Погода здесь скорее прохладная, и надеюсь, что сама это не очень-то замечу. Счастлива узнать, что «Медея» собрала столько воодушевленных отзывов. Еще благодарю вас за телеграмму и рассчитываю повидаться с вами совсем скоро, в октябре, когда снова прибуду в Америку, если Богу будет угодно, после трех месяцев отдыха.
Обоим – мои дружеские чувства, и от моего мужа, напишу подробнее, когда покончу с этой последней ожидающей меня тяготой.
С обычными чувствами,
Письмо от Франко Дзеффирелли – по-итальянски
26 июня 1958
Дорогая Мария,
не хочу в эти дни расстраивать тебя напоминанием о фильме. Не знаю, прав я или же нет, но, как бы там ни было, не вижу возможностей для себя поступить иначе, учитывая мою сдержанность и нежелание действовать по примеру большинства других постановщиков, то есть осаждать звезд, дабы они соблаговолили пожелать рассмотреть свое участие в проектах. А ты знаешь, как я привязан к тебе и какое уважение к тебе питаю, чтобы предлагать участие в недостойных тебя антрепризах.
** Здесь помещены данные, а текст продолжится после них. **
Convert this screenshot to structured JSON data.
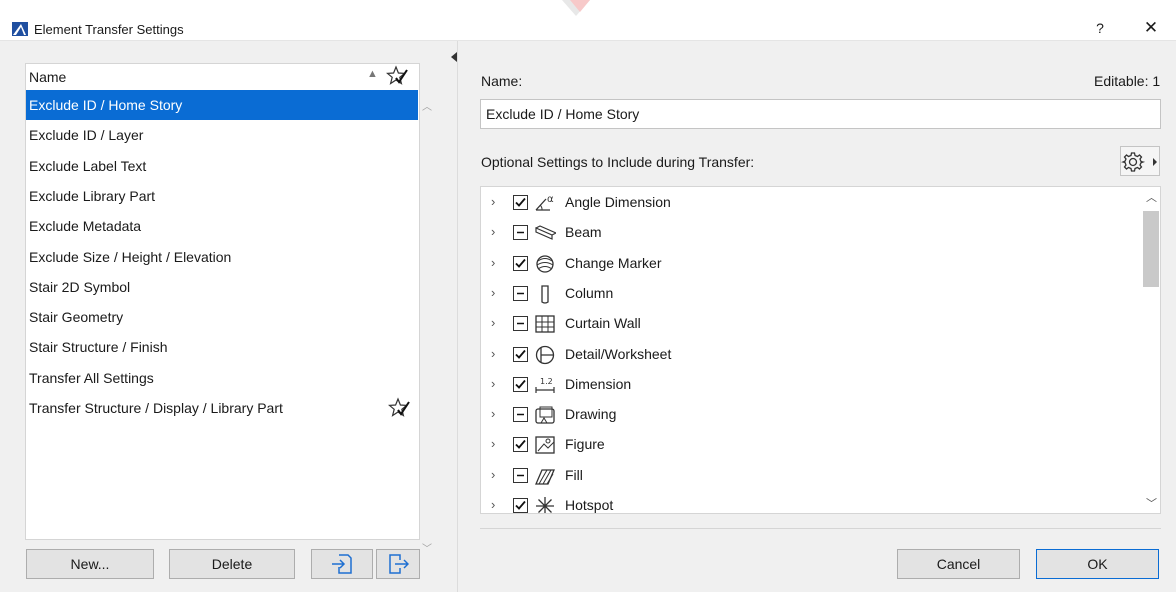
{
  "window": {
    "title": "Element Transfer Settings",
    "help_label": "?",
    "close_label": "✕"
  },
  "list": {
    "column_name": "Name",
    "items": [
      {
        "label": "Exclude ID / Home Story",
        "selected": true,
        "favorite": false
      },
      {
        "label": "Exclude ID / Layer",
        "selected": false,
        "favorite": false
      },
      {
        "label": "Exclude Label Text",
        "selected": false,
        "favorite": false
      },
      {
        "label": "Exclude Library Part",
        "selected": false,
        "favorite": false
      },
      {
        "label": "Exclude Metadata",
        "selected": false,
        "favorite": false
      },
      {
        "label": "Exclude Size / Height / Elevation",
        "selected": false,
        "favorite": false
      },
      {
        "label": "Stair 2D Symbol",
        "selected": false,
        "favorite": false
      },
      {
        "label": "Stair Geometry",
        "selected": false,
        "favorite": false
      },
      {
        "label": "Stair Structure / Finish",
        "selected": false,
        "favorite": false
      },
      {
        "label": "Transfer All Settings",
        "selected": false,
        "favorite": false
      },
      {
        "label": "Transfer Structure / Display / Library Part",
        "selected": false,
        "favorite": true
      }
    ]
  },
  "buttons": {
    "new": "New...",
    "delete": "Delete",
    "cancel": "Cancel",
    "ok": "OK"
  },
  "detail": {
    "name_label": "Name:",
    "editable_label": "Editable: 1",
    "name_value": "Exclude ID / Home Story",
    "optional_label": "Optional Settings to Include during Transfer:"
  },
  "tree": [
    {
      "label": "Angle Dimension",
      "state": "checked",
      "icon": "angle-dimension-icon"
    },
    {
      "label": "Beam",
      "state": "partial",
      "icon": "beam-icon"
    },
    {
      "label": "Change Marker",
      "state": "checked",
      "icon": "change-marker-icon"
    },
    {
      "label": "Column",
      "state": "partial",
      "icon": "column-icon"
    },
    {
      "label": "Curtain Wall",
      "state": "partial",
      "icon": "curtain-wall-icon"
    },
    {
      "label": "Detail/Worksheet",
      "state": "checked",
      "icon": "detail-worksheet-icon"
    },
    {
      "label": "Dimension",
      "state": "checked",
      "icon": "dimension-icon",
      "icon_text": "1.2"
    },
    {
      "label": "Drawing",
      "state": "partial",
      "icon": "drawing-icon"
    },
    {
      "label": "Figure",
      "state": "checked",
      "icon": "figure-icon"
    },
    {
      "label": "Fill",
      "state": "partial",
      "icon": "fill-icon"
    },
    {
      "label": "Hotspot",
      "state": "checked",
      "icon": "hotspot-icon"
    }
  ],
  "colors": {
    "selection": "#0a6cd4",
    "ok_border": "#0a6cd4"
  }
}
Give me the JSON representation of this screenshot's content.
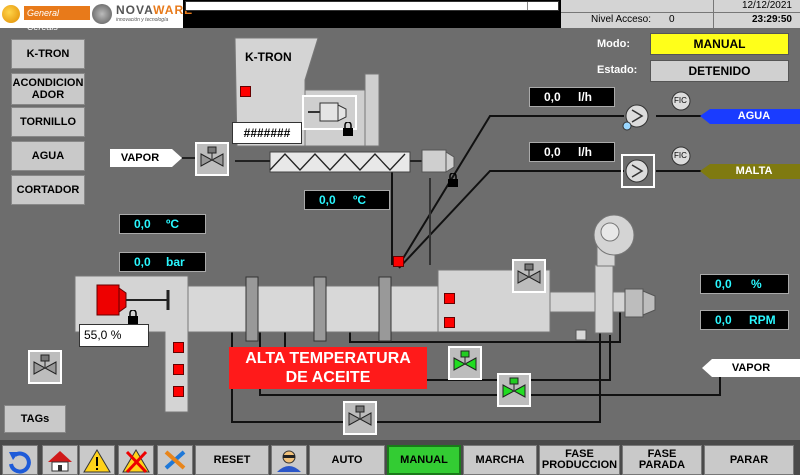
{
  "header": {
    "logo_general": "General Cereals",
    "logo_nova": "NOVA",
    "logo_ware": "WARE",
    "logo_tagline": "innovación y tecnología",
    "date": "12/12/2021",
    "time": "23:29:50",
    "access_label": "Nivel Acceso:",
    "access_value": "0"
  },
  "nav": [
    "K-TRON",
    "ACONDICIONADOR",
    "TORNILLO",
    "AGUA",
    "CORTADOR"
  ],
  "nav_display": [
    "K-TRON",
    "ACONDICION\nADOR",
    "TORNILLO",
    "AGUA",
    "CORTADOR"
  ],
  "tags_button": "TAGs",
  "mode": {
    "label": "Modo:",
    "value": "MANUAL"
  },
  "state": {
    "label": "Estado:",
    "value": "DETENIDO"
  },
  "ktron": {
    "label": "K-TRON",
    "display": "#######"
  },
  "water": {
    "value": "0,0",
    "unit": "l/h",
    "label": "AGUA",
    "fic": "FIC"
  },
  "malt": {
    "value": "0,0",
    "unit": "l/h",
    "label": "MALTA",
    "fic": "FIC"
  },
  "steam_top": "VAPOR",
  "steam_bottom": "VAPOR",
  "temp_screw": {
    "value": "0,0",
    "unit": "ºC"
  },
  "temp_left": {
    "value": "0,0",
    "unit": "ºC"
  },
  "pressure": {
    "value": "0,0",
    "unit": "bar"
  },
  "percent_left": {
    "value": "55,0",
    "unit": "%"
  },
  "percent_right": {
    "value": "0,0",
    "unit": "%"
  },
  "rpm": {
    "value": "0,0",
    "unit": "RPM"
  },
  "alarm": {
    "line1": "ALTA TEMPERATURA",
    "line2": "DE ACEITE"
  },
  "bottom": {
    "reset": "RESET",
    "auto": "AUTO",
    "manual": "MANUAL",
    "marcha": "MARCHA",
    "fase_prod": "FASE\nPRODUCCION",
    "fase_parada": "FASE\nPARADA",
    "parar": "PARAR"
  },
  "colors": {
    "water": "#1a3cff",
    "malt": "#7f7a10",
    "manual_active": "#33cc33",
    "mode": "#ffff1a",
    "alarm": "#ff1a1a"
  }
}
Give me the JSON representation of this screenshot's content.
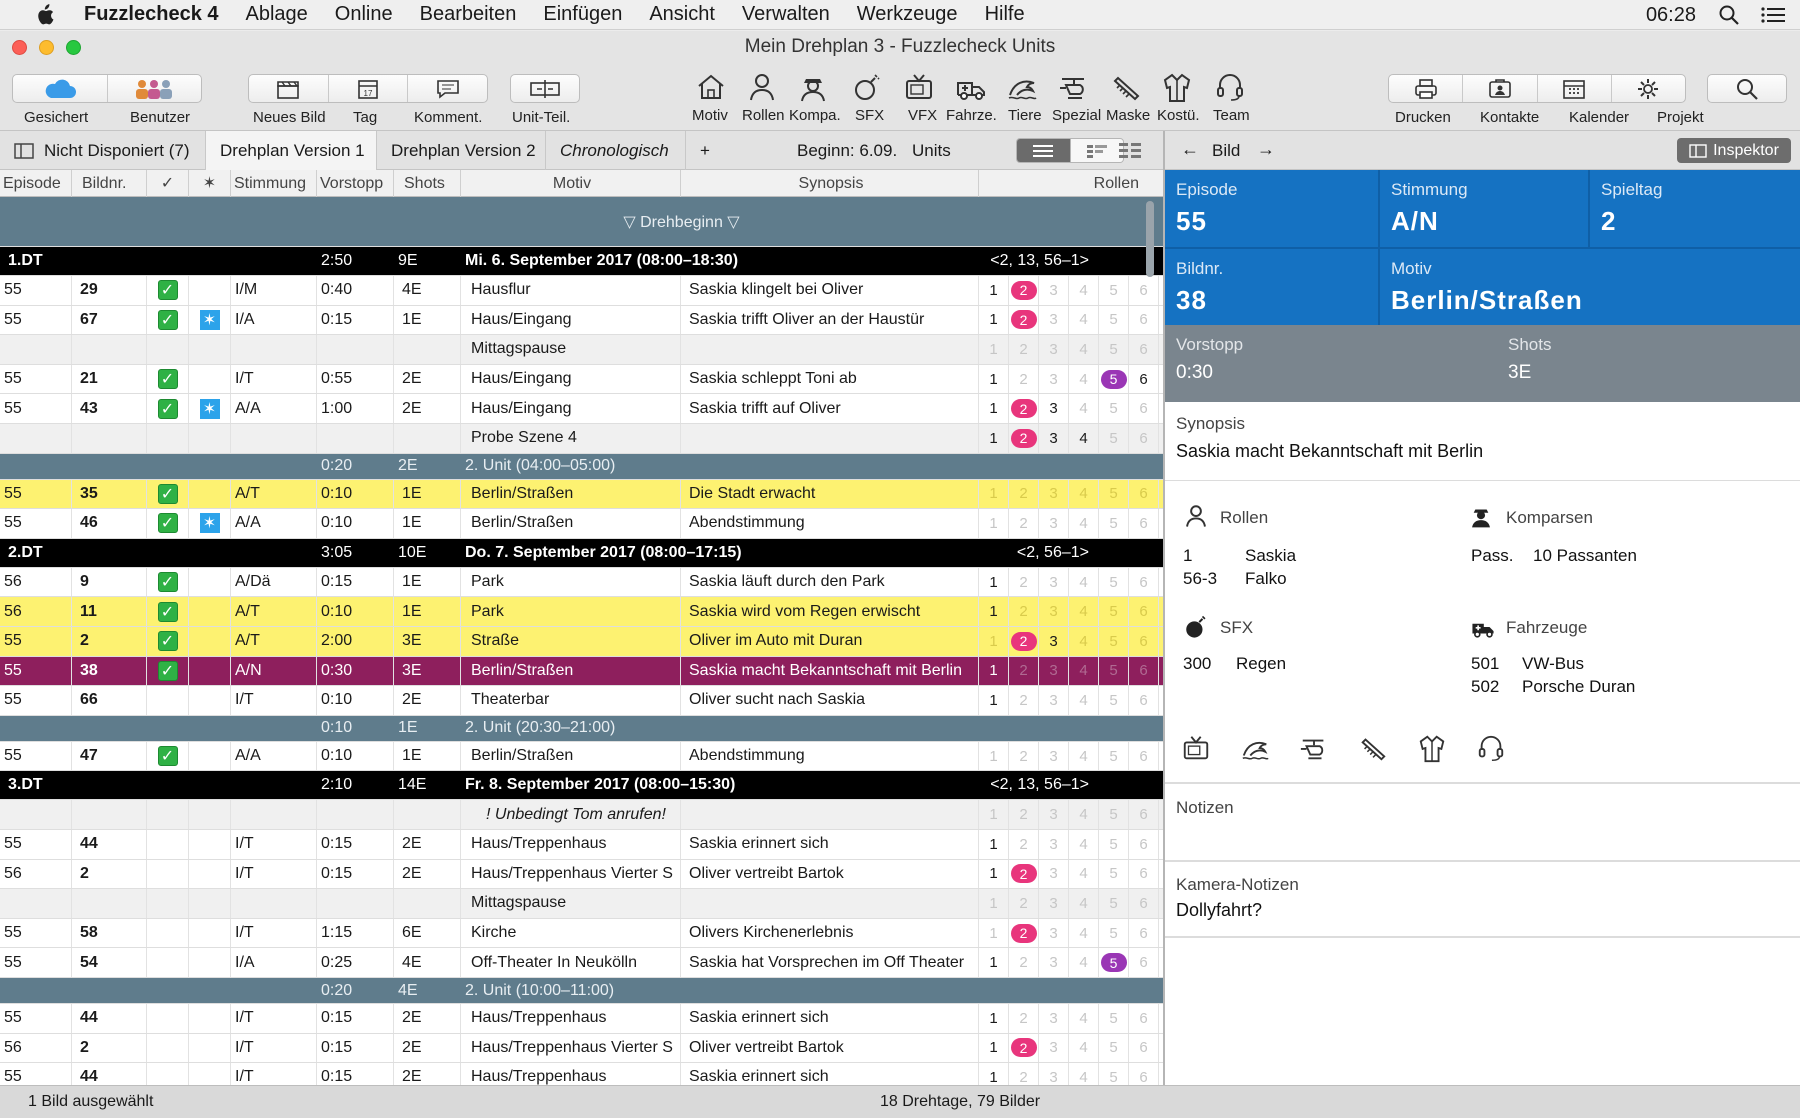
{
  "menubar": {
    "app_name": "Fuzzlecheck 4",
    "items": [
      "Ablage",
      "Online",
      "Bearbeiten",
      "Einfügen",
      "Ansicht",
      "Verwalten",
      "Werkzeuge",
      "Hilfe"
    ],
    "clock": "06:28"
  },
  "window": {
    "title": "Mein Drehplan 3 - Fuzzlecheck Units"
  },
  "toolbar": {
    "gesichert": "Gesichert",
    "benutzer": "Benutzer",
    "neues_bild": "Neues Bild",
    "tag": "Tag",
    "komment": "Komment.",
    "unit_teil": "Unit-Teil.",
    "categories": [
      "Motiv",
      "Rollen",
      "Kompa.",
      "SFX",
      "VFX",
      "Fahrze.",
      "Tiere",
      "Spezial",
      "Maske",
      "Kostü.",
      "Team"
    ],
    "drucken": "Drucken",
    "kontakte": "Kontakte",
    "kalender": "Kalender",
    "projekt": "Projekt"
  },
  "tabs": {
    "nicht_disponiert": "Nicht Disponiert (7)",
    "v1": "Drehplan Version 1",
    "v2": "Drehplan Version 2",
    "chrono": "Chronologisch",
    "plus": "+",
    "beginn": "Beginn: 6.09.",
    "units": "Units"
  },
  "columns": {
    "episode": "Episode",
    "bildnr": "Bildnr.",
    "check": "✓",
    "star": "✶",
    "stimmung": "Stimmung",
    "vorstopp": "Vorstopp",
    "shots": "Shots",
    "motiv": "Motiv",
    "synopsis": "Synopsis",
    "rollen": "Rollen"
  },
  "drehbeginn": "▽ Drehbeginn ▽",
  "rows": [
    {
      "t": "day",
      "label": "1.DT",
      "vorstopp": "2:50",
      "shots": "9E",
      "text": "Mi. 6. September 2017 (08:00–18:30)",
      "roles": "<2, 13, 56–1>"
    },
    {
      "t": "plain",
      "ep": "55",
      "nr": "29",
      "chk": true,
      "star": false,
      "st": "I/M",
      "vs": "0:40",
      "sh": "4E",
      "mo": "Hausflur",
      "sy": "Saskia klingelt bei Oliver",
      "r": [
        "1",
        "p2",
        "3d",
        "4d",
        "5d",
        "6d"
      ]
    },
    {
      "t": "plain",
      "ep": "55",
      "nr": "67",
      "chk": true,
      "star": true,
      "st": "I/A",
      "vs": "0:15",
      "sh": "1E",
      "mo": "Haus/Eingang",
      "sy": "Saskia trifft Oliver an der Haustür",
      "r": [
        "1",
        "p2",
        "3d",
        "4d",
        "5d",
        "6d"
      ]
    },
    {
      "t": "note",
      "mo": "Mittagspause",
      "r": [
        "1d",
        "2d",
        "3d",
        "4d",
        "5d",
        "6d"
      ]
    },
    {
      "t": "plain",
      "ep": "55",
      "nr": "21",
      "chk": true,
      "star": false,
      "st": "I/T",
      "vs": "0:55",
      "sh": "2E",
      "mo": "Haus/Eingang",
      "sy": "Saskia schleppt Toni ab",
      "r": [
        "1",
        "2d",
        "3d",
        "4d",
        "v5",
        "6"
      ]
    },
    {
      "t": "plain",
      "ep": "55",
      "nr": "43",
      "chk": true,
      "star": true,
      "st": "A/A",
      "vs": "1:00",
      "sh": "2E",
      "mo": "Haus/Eingang",
      "sy": "Saskia trifft auf Oliver",
      "r": [
        "1",
        "p2",
        "3",
        "4d",
        "5d",
        "6d"
      ]
    },
    {
      "t": "note",
      "mo": "Probe Szene 4",
      "r": [
        "1",
        "p2",
        "3",
        "4",
        "5d",
        "6d"
      ]
    },
    {
      "t": "unit",
      "vorstopp": "0:20",
      "shots": "2E",
      "text": "2. Unit (04:00–05:00)"
    },
    {
      "t": "yellow",
      "ep": "55",
      "nr": "35",
      "chk": true,
      "star": false,
      "st": "A/T",
      "vs": "0:10",
      "sh": "1E",
      "mo": "Berlin/Straßen",
      "sy": "Die Stadt erwacht",
      "r": [
        "1d",
        "2d",
        "3d",
        "4d",
        "5d",
        "6d"
      ]
    },
    {
      "t": "plain",
      "ep": "55",
      "nr": "46",
      "chk": true,
      "star": true,
      "st": "A/A",
      "vs": "0:10",
      "sh": "1E",
      "mo": "Berlin/Straßen",
      "sy": "Abendstimmung",
      "r": [
        "1d",
        "2d",
        "3d",
        "4d",
        "5d",
        "6d"
      ]
    },
    {
      "t": "day",
      "label": "2.DT",
      "vorstopp": "3:05",
      "shots": "10E",
      "text": "Do. 7. September 2017 (08:00–17:15)",
      "roles": "<2, 56–1>"
    },
    {
      "t": "plain",
      "ep": "56",
      "nr": "9",
      "chk": true,
      "star": false,
      "st": "A/Dä",
      "vs": "0:15",
      "sh": "1E",
      "mo": "Park",
      "sy": "Saskia läuft durch den Park",
      "r": [
        "1",
        "2d",
        "3d",
        "4d",
        "5d",
        "6d"
      ]
    },
    {
      "t": "yellow",
      "ep": "56",
      "nr": "11",
      "chk": true,
      "star": false,
      "st": "A/T",
      "vs": "0:10",
      "sh": "1E",
      "mo": "Park",
      "sy": "Saskia wird vom Regen erwischt",
      "r": [
        "1",
        "2d",
        "3d",
        "4d",
        "5d",
        "6d"
      ]
    },
    {
      "t": "yellow",
      "ep": "55",
      "nr": "2",
      "chk": true,
      "star": false,
      "st": "A/T",
      "vs": "2:00",
      "sh": "3E",
      "mo": "Straße",
      "sy": "Oliver im Auto mit Duran",
      "r": [
        "1d",
        "p2",
        "3",
        "4d",
        "5d",
        "6d"
      ]
    },
    {
      "t": "purple",
      "ep": "55",
      "nr": "38",
      "chk": true,
      "star": false,
      "st": "A/N",
      "vs": "0:30",
      "sh": "3E",
      "mo": "Berlin/Straßen",
      "sy": "Saskia macht Bekanntschaft mit Berlin",
      "r": [
        "1",
        "2d",
        "3d",
        "4d",
        "5d",
        "6d"
      ]
    },
    {
      "t": "plain",
      "ep": "55",
      "nr": "66",
      "chk": false,
      "star": false,
      "st": "I/T",
      "vs": "0:10",
      "sh": "2E",
      "mo": "Theaterbar",
      "sy": "Oliver sucht nach Saskia",
      "r": [
        "1",
        "2d",
        "3d",
        "4d",
        "5d",
        "6d"
      ]
    },
    {
      "t": "unit",
      "vorstopp": "0:10",
      "shots": "1E",
      "text": "2. Unit (20:30–21:00)"
    },
    {
      "t": "plain",
      "ep": "55",
      "nr": "47",
      "chk": true,
      "star": false,
      "st": "A/A",
      "vs": "0:10",
      "sh": "1E",
      "mo": "Berlin/Straßen",
      "sy": "Abendstimmung",
      "r": [
        "1d",
        "2d",
        "3d",
        "4d",
        "5d",
        "6d"
      ]
    },
    {
      "t": "day",
      "label": "3.DT",
      "vorstopp": "2:10",
      "shots": "14E",
      "text": "Fr. 8. September 2017 (08:00–15:30)",
      "roles": "<2, 13, 56–1>"
    },
    {
      "t": "note",
      "mo": "! Unbedingt Tom anrufen!",
      "italic": true,
      "r": [
        "1d",
        "2d",
        "3d",
        "4d",
        "5d",
        "6d"
      ]
    },
    {
      "t": "plain",
      "ep": "55",
      "nr": "44",
      "chk": false,
      "star": false,
      "st": "I/T",
      "vs": "0:15",
      "sh": "2E",
      "mo": "Haus/Treppenhaus",
      "sy": "Saskia erinnert sich",
      "r": [
        "1",
        "2d",
        "3d",
        "4d",
        "5d",
        "6d"
      ]
    },
    {
      "t": "plain",
      "ep": "56",
      "nr": "2",
      "chk": false,
      "star": false,
      "st": "I/T",
      "vs": "0:15",
      "sh": "2E",
      "mo": "Haus/Treppenhaus Vierter S",
      "sy": "Oliver vertreibt Bartok",
      "r": [
        "1",
        "p2",
        "3d",
        "4d",
        "5d",
        "6d"
      ]
    },
    {
      "t": "note",
      "mo": "Mittagspause",
      "r": [
        "1d",
        "2d",
        "3d",
        "4d",
        "5d",
        "6d"
      ]
    },
    {
      "t": "plain",
      "ep": "55",
      "nr": "58",
      "chk": false,
      "star": false,
      "st": "I/T",
      "vs": "1:15",
      "sh": "6E",
      "mo": "Kirche",
      "sy": "Olivers Kirchenerlebnis",
      "r": [
        "1d",
        "p2",
        "3d",
        "4d",
        "5d",
        "6d"
      ]
    },
    {
      "t": "plain",
      "ep": "55",
      "nr": "54",
      "chk": false,
      "star": false,
      "st": "I/A",
      "vs": "0:25",
      "sh": "4E",
      "mo": "Off-Theater In Neukölln",
      "sy": "Saskia hat Vorsprechen im Off Theater",
      "r": [
        "1",
        "2d",
        "3d",
        "4d",
        "v5",
        "6d"
      ]
    },
    {
      "t": "unit",
      "vorstopp": "0:20",
      "shots": "4E",
      "text": "2. Unit (10:00–11:00)"
    },
    {
      "t": "plain",
      "ep": "55",
      "nr": "44",
      "chk": false,
      "star": false,
      "st": "I/T",
      "vs": "0:15",
      "sh": "2E",
      "mo": "Haus/Treppenhaus",
      "sy": "Saskia erinnert sich",
      "r": [
        "1",
        "2d",
        "3d",
        "4d",
        "5d",
        "6d"
      ]
    },
    {
      "t": "plain",
      "ep": "56",
      "nr": "2",
      "chk": false,
      "star": false,
      "st": "I/T",
      "vs": "0:15",
      "sh": "2E",
      "mo": "Haus/Treppenhaus Vierter S",
      "sy": "Oliver vertreibt Bartok",
      "r": [
        "1",
        "p2",
        "3d",
        "4d",
        "5d",
        "6d"
      ]
    },
    {
      "t": "plain",
      "ep": "55",
      "nr": "44",
      "chk": false,
      "star": false,
      "st": "I/T",
      "vs": "0:15",
      "sh": "2E",
      "mo": "Haus/Treppenhaus",
      "sy": "Saskia erinnert sich",
      "r": [
        "1",
        "2d",
        "3d",
        "4d",
        "5d",
        "6d"
      ]
    }
  ],
  "status": {
    "left": "1 Bild ausgewählt",
    "center": "18 Drehtage, 79 Bilder"
  },
  "inspector": {
    "bild": "Bild",
    "inspektor_btn": "Inspektor",
    "episode_label": "Episode",
    "episode": "55",
    "stimmung_label": "Stimmung",
    "stimmung": "A/N",
    "spieltag_label": "Spieltag",
    "spieltag": "2",
    "bildnr_label": "Bildnr.",
    "bildnr": "38",
    "motiv_label": "Motiv",
    "motiv": "Berlin/Straßen",
    "vorstopp_label": "Vorstopp",
    "vorstopp": "0:30",
    "shots_label": "Shots",
    "shots": "3E",
    "synopsis_label": "Synopsis",
    "synopsis": "Saskia macht Bekanntschaft mit Berlin",
    "rollen_label": "Rollen",
    "rollen": [
      {
        "nr": "1",
        "name": "Saskia"
      },
      {
        "nr": "56-3",
        "name": "Falko"
      }
    ],
    "komparsen_label": "Komparsen",
    "komparsen": {
      "key": "Pass.",
      "val": "10 Passanten"
    },
    "sfx_label": "SFX",
    "sfx": {
      "nr": "300",
      "name": "Regen"
    },
    "fahrzeuge_label": "Fahrzeuge",
    "fahrzeuge": [
      {
        "nr": "501",
        "name": "VW-Bus"
      },
      {
        "nr": "502",
        "name": "Porsche Duran"
      }
    ],
    "notizen_label": "Notizen",
    "kamera_label": "Kamera-Notizen",
    "kamera": "Dollyfahrt?"
  },
  "colors": {
    "blue": "#1572c2",
    "yellow": "#fdf271",
    "purple": "#8e1f5d",
    "unit": "#5f7c8c",
    "pink": "#e8357c",
    "violet": "#9a36b5",
    "check": "#2fb145"
  }
}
Будь уверена, что я понимаю все причины твоих сомнений и предосторожностей. Я знаю, что на тебя сыплются предложения и ты очень придирчиво их рассматриваешь, знаю и твое чувство ответственности в работе, свойственное более чем мастеру – асу. Понимаю и то, что до конца привлекательным тебе не кажется ничто на свете, ничто не в силах удовлетворить тебя. Вовсе не потому, что ты пресыщенная и привередливая, как может казаться иным поверхностным умам, но потому, что, зная немного тебя, я понимаю: каждый новый профессиональный ангажемент для тебя более, чем для любого другого артиста, означает приложение титанических творческих усилий. Вполне естественно, что любой новый опыт, каким и является кинематограф (новый и полный неизведанного), вызывает у тебя настороженнное отношение, даже если в глубине души он для тебя притягателен. И ты можешь предполагать, что я не понимаю всего этого?!
Тем не менее я верю, что наш проект съемок «Травиаты» – предприятие слишком серьезное, и поэтому-то я так много и так долго работал, чтобы он обрел черты реальности.
Лично я (хотя, быть может, это только моя проблема) думаю, что до конца дней не смогу простить себе, если сейчас мы не преуспеем в перенесении твоей «Травиаты» на три тысячи метров пленки! Ибо сама причина появления такого фильма – и я неустанно повторяю это сам себе – и кроется в настоятельной моральной необходимости: запечатлеть в документальной форме живой и совершенный опыт прочтения тобою одной из самых важных твоих ролей, и это будет документ, который проявит весь спектр твоих возможностей как потрясающей артистки в пору твоего расцвета и как женщины.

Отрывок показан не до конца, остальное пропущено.